Long before the late invasion, the persons who are objects of the grant
of public money now before you had so diverted the supply of the pious
funds of culture and population, that everywhere the reservoirs were
fallen into a miserable decay.[39] But after those domestic enemies had
provoked the entry of a cruel foreign foe into the country, he did not
leave it, until his revenge had completed the destruction begun by their
avarice. Few, very few indeed, of these magazines of water that are not
either totally destroyed, or cut through with such gaps as to require a
serious attention and much cost to reestablish them, as the means of
present subsistence to the people and of future revenue to the state.

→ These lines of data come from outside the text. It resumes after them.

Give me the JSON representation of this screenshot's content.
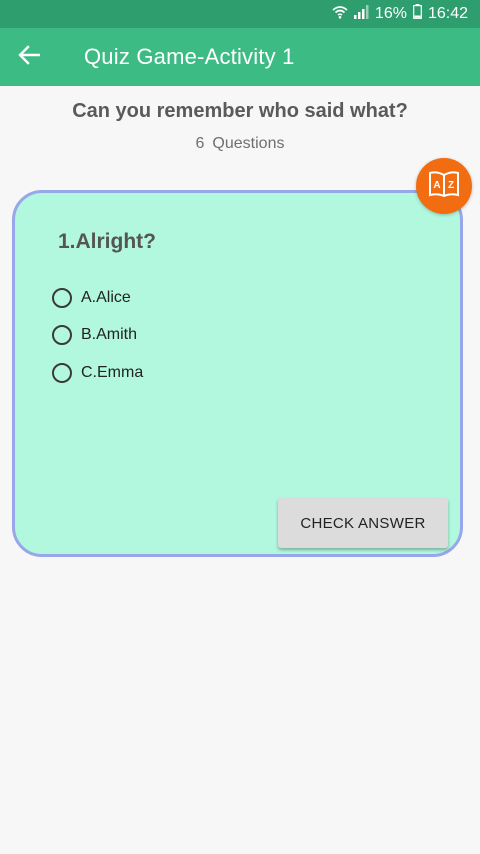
{
  "status_bar": {
    "battery": "16%",
    "time": "16:42",
    "icons": [
      "wifi-icon",
      "signal-icon",
      "battery-icon"
    ]
  },
  "app_bar": {
    "title": "Quiz Game-Activity 1",
    "back_icon": "arrow-left-icon"
  },
  "header": {
    "heading": "Can you remember who said what?",
    "question_count": "6",
    "question_count_label": "Questions"
  },
  "quiz": {
    "badge_icon": "dictionary-book-icon",
    "badge_letters": [
      "A",
      "Z"
    ],
    "question": "1.Alright?",
    "options": [
      {
        "label": "A.Alice",
        "selected": false
      },
      {
        "label": "B.Amith",
        "selected": false
      },
      {
        "label": "C.Emma",
        "selected": false
      }
    ],
    "check_button_label": "CHECK ANSWER"
  },
  "colors": {
    "status_bar": "#2f9e6e",
    "app_bar": "#3dbb84",
    "card_fill": "#b1f8df",
    "card_border": "#98a6ea",
    "badge": "#f26d12",
    "button": "#dcdcdc"
  }
}
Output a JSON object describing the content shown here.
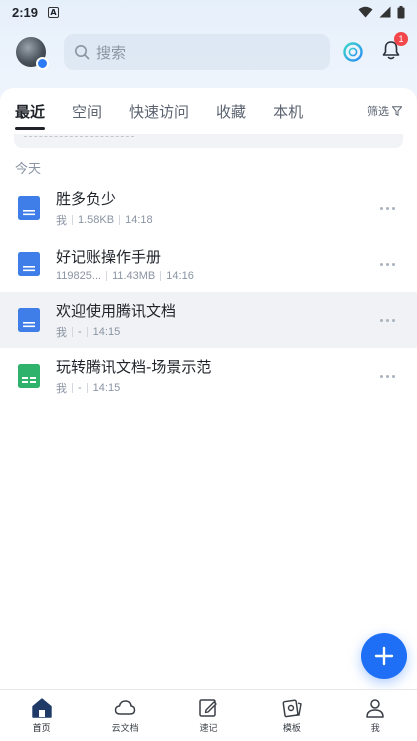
{
  "status_bar": {
    "time": "2:19",
    "notif_letter": "A"
  },
  "header": {
    "search_placeholder": "搜索",
    "notification_count": "1",
    "colors": {
      "accent": "#1e6ff5",
      "badge": "#f2484b"
    }
  },
  "tabs": [
    {
      "label": "最近",
      "active": true
    },
    {
      "label": "空间",
      "active": false
    },
    {
      "label": "快速访问",
      "active": false
    },
    {
      "label": "收藏",
      "active": false
    },
    {
      "label": "本机",
      "active": false
    }
  ],
  "filter_label": "筛选",
  "section_label": "今天",
  "files": [
    {
      "name": "胜多负少",
      "owner": "我",
      "size": "1.58KB",
      "time": "14:18",
      "icon": "doc-icon",
      "color": "#3f7ee8"
    },
    {
      "name": "好记账操作手册",
      "owner": "119825...",
      "size": "11.43MB",
      "time": "14:16",
      "icon": "doc-icon",
      "color": "#3f7ee8"
    },
    {
      "name": "欢迎使用腾讯文档",
      "owner": "我",
      "size": "-",
      "time": "14:15",
      "icon": "doc-icon",
      "color": "#3f7ee8"
    },
    {
      "name": "玩转腾讯文档-场景示范",
      "owner": "我",
      "size": "-",
      "time": "14:15",
      "icon": "sheet-icon",
      "color": "#2fb36c"
    }
  ],
  "bottom_nav": [
    {
      "label": "首页",
      "icon": "home-icon"
    },
    {
      "label": "云文档",
      "icon": "cloud-icon"
    },
    {
      "label": "速记",
      "icon": "note-icon"
    },
    {
      "label": "模板",
      "icon": "template-icon"
    },
    {
      "label": "我",
      "icon": "profile-icon"
    }
  ]
}
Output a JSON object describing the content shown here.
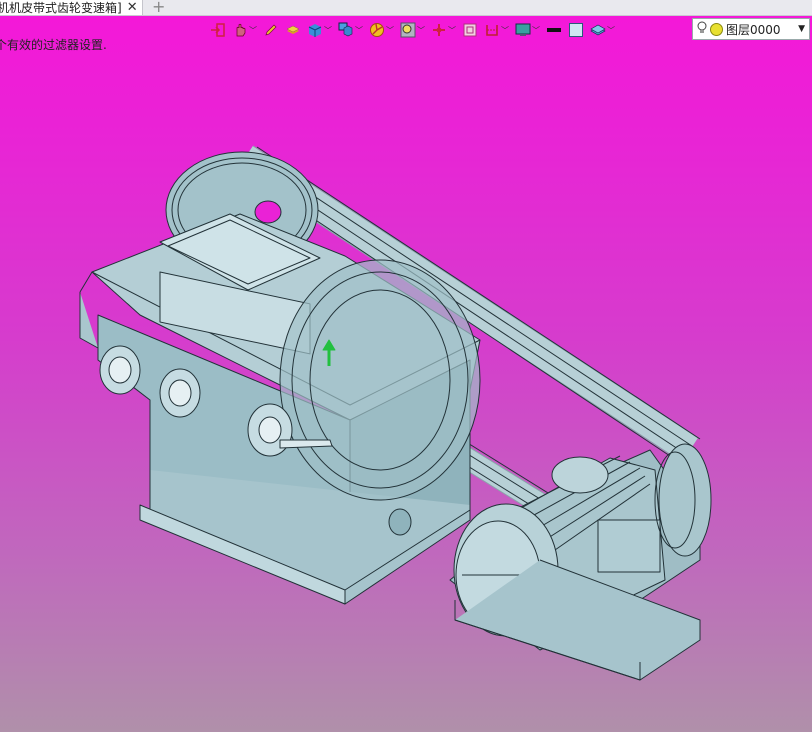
{
  "tab": {
    "title": "机机皮带式齿轮变速箱]",
    "close_glyph": "✕",
    "add_glyph": "+"
  },
  "viewport": {
    "message": "个有效的过滤器设置.",
    "background_top": "#f418d8",
    "background_bottom": "#b090aa"
  },
  "toolbar": {
    "tools": [
      {
        "icon": "import-icon",
        "has_dropdown": false
      },
      {
        "icon": "hand-pointer-icon",
        "has_dropdown": true
      },
      {
        "icon": "pencil-icon",
        "has_dropdown": false
      },
      {
        "icon": "stack-icon",
        "has_dropdown": false
      },
      {
        "icon": "cube-icon",
        "has_dropdown": true
      },
      {
        "icon": "views-icon",
        "has_dropdown": true
      },
      {
        "icon": "render-icon",
        "has_dropdown": true
      },
      {
        "icon": "zoom-icon",
        "has_dropdown": true
      },
      {
        "icon": "axis-icon",
        "has_dropdown": true
      },
      {
        "icon": "frame-icon",
        "has_dropdown": false
      },
      {
        "icon": "section-icon",
        "has_dropdown": true
      },
      {
        "icon": "monitor-icon",
        "has_dropdown": true
      },
      {
        "icon": "line-color-icon",
        "has_dropdown": false
      },
      {
        "icon": "fill-color-icon",
        "has_dropdown": false
      },
      {
        "icon": "layer-icon",
        "has_dropdown": true
      }
    ],
    "layer": {
      "label": "图层0000",
      "icon": "bulb-icon",
      "color": "#e8e030"
    }
  },
  "model": {
    "body_color": "#9bbdc6",
    "edge_color": "#223238"
  }
}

What, Sir, would a virtuous and enlightened ministry do, on the view of
the ruins of such works before them?--on the view of such a chasm of
desolation as that which yawned in the midst of those countries, to the
north and south, which still bore some vestiges of cultivation? They
would have reduced all their most necessary establishments; they would
have suspended the justest payments; they would have employed every
shilling derived from the producing to reanimate the powers of the
unproductive parts. While they were performing this fundamental duty,
whilst they were celebrating these mysteries of justice and humanity,
they would have told the corps of fictitious creditors, whose crimes
were their claims, that they must keep an awful distance,--that they
must silence their inauspicious tongues,--that they must hold off their
profane, unhallowed paws from this holy work; they would have
proclaimed, with a voice that should make itself heard, that on every
country the first creditor is the plough,--that this original,
indefeasible claim supersedes every other demand.